Born in Carmarthen, Mr. Rheon and his family moved to Cardiff when he was 5, and he grew up playing in punk bands and dreaming of rock stardom. But participation in the Eisteddfod, a major culture festival in Wales, led to him being cast in a Welsh soap opera, and he went on to study at the London Academy of Music and Dramatic Art. His breakthrough role came not long after he graduated, as the suicidal Moritz in a 2009 London production of the musical “Spring Awakening.”

The role was one of the first of many troubled, tormented or otherwise odd folks he’d be hired to play. He was an awkward juvenile delinquent in “Misfits,” a skewed superhero series in Britain; an erratic drug dealer in the film “Wild Bill”; and a traumatized soldier in the BBC war drama “Our Girl.” (An exception: his gig as the earnest neighbor to Ian McKellen and Derek Jacobi on the British sitcom “Vicious.”)

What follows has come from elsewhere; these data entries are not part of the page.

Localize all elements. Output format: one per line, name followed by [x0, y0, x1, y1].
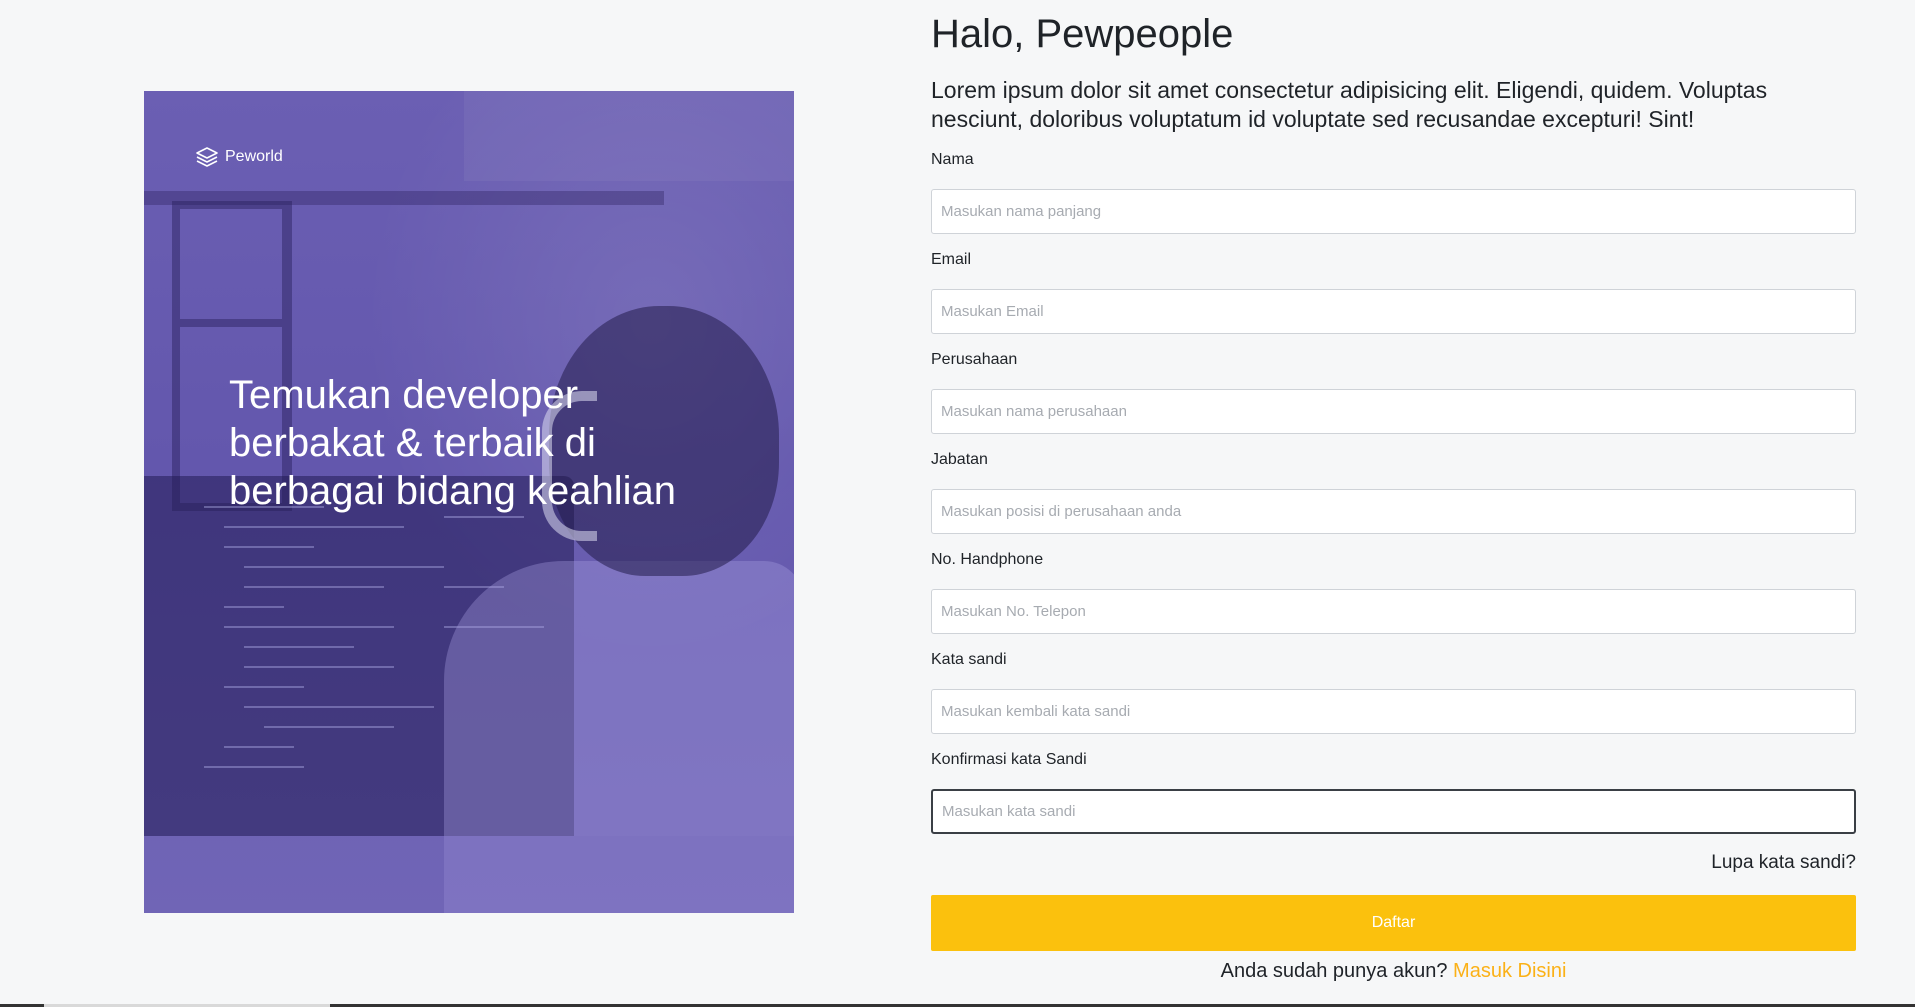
brand-name: Peworld — [225, 148, 283, 165]
confirm-password-label: Konfirmasi kata Sandi — [931, 751, 1087, 768]
position-input[interactable] — [931, 489, 1856, 534]
register-page: Peworld Temukan developer berbakat & ter… — [0, 0, 1915, 1007]
signin-prompt: Anda sudah punya akun? — [1220, 960, 1454, 982]
position-label: Jabatan — [931, 451, 988, 468]
name-input[interactable] — [931, 189, 1856, 234]
signin-link[interactable]: Masuk Disini — [1453, 960, 1566, 982]
forgot-password-link[interactable]: Lupa kata sandi? — [1711, 852, 1856, 874]
hero-headline: Temukan developer berbakat & terbaik di … — [229, 373, 677, 513]
name-label: Nama — [931, 151, 974, 168]
brand-logo[interactable]: Peworld — [195, 146, 283, 168]
email-input[interactable] — [931, 289, 1856, 334]
phone-label: No. Handphone — [931, 551, 1044, 568]
register-button[interactable]: Daftar — [931, 895, 1856, 951]
background-desk — [144, 836, 794, 913]
stacked-layers-icon — [195, 146, 219, 168]
hero-image-panel: Peworld Temukan developer berbakat & ter… — [144, 91, 794, 913]
phone-input[interactable] — [931, 589, 1856, 634]
confirm-password-input[interactable] — [931, 789, 1856, 834]
password-input[interactable] — [931, 689, 1856, 734]
page-title: Halo, Pewpeople — [931, 12, 1234, 56]
company-input[interactable] — [931, 389, 1856, 434]
company-label: Perusahaan — [931, 351, 1018, 368]
email-label: Email — [931, 251, 972, 268]
intro-text: Lorem ipsum dolor sit amet consectetur a… — [931, 77, 1768, 132]
signin-row: Anda sudah punya akun? Masuk Disini — [931, 960, 1856, 983]
background-ceiling — [464, 91, 794, 181]
register-form: Halo, Pewpeople Lorem ipsum dolor sit am… — [931, 0, 1856, 1007]
password-label: Kata sandi — [931, 651, 1007, 668]
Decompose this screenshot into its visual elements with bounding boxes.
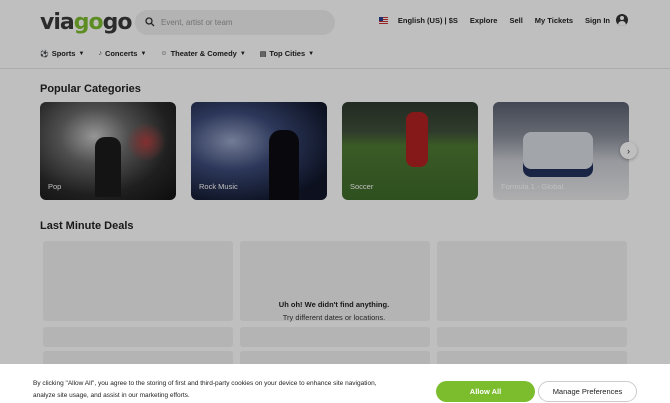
- cookie-overlay: [0, 0, 670, 403]
- cookie-text: By clicking "Allow All", you agree to th…: [33, 380, 377, 399]
- manage-preferences-button[interactable]: Manage Preferences: [538, 381, 637, 402]
- allow-all-button[interactable]: Allow All: [436, 381, 535, 402]
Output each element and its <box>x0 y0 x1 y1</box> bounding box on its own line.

For “Game of Thrones,” Mr. Rheon originally auditioned for the role of the heroic (and theoretically dead) Jon Snow, which instead went to Kit Harington. But his talent and versatility kept him “on our radar,” Mr. Benioff and Mr. Weiss wrote in a joint email; he joined the show as Ramsay in Season 3. “The spark of humanity that Iwan occasionally provides makes all the other stuff that much more terrifying.”

Ramsay’s season-long torture of Theon tested viewers’ patience, but he acquired texture as it became clear that he’s fueled by a toxic cocktail of adoration and resentment toward his father, Roose Bolton (Michael McElhatton). The combination of “the little boy and the psychopath” makes Ramsay “more than a cardboard cutout evil baddie,” Mr. McElhatton said. It also situates him firmly within the brutal, multigenerational cycle of legacy and revenge that makes “Game of Thrones” go — even if the actor still isn’t sure why he fits in so well.

“I’ve been trying to figure out what it is, but it’s so difficult to objectively look at why you get cast as all these strange people,” Mr. Rheon said. “The big eyes, maybe.”

“But,” he added, “I’m not complaining.”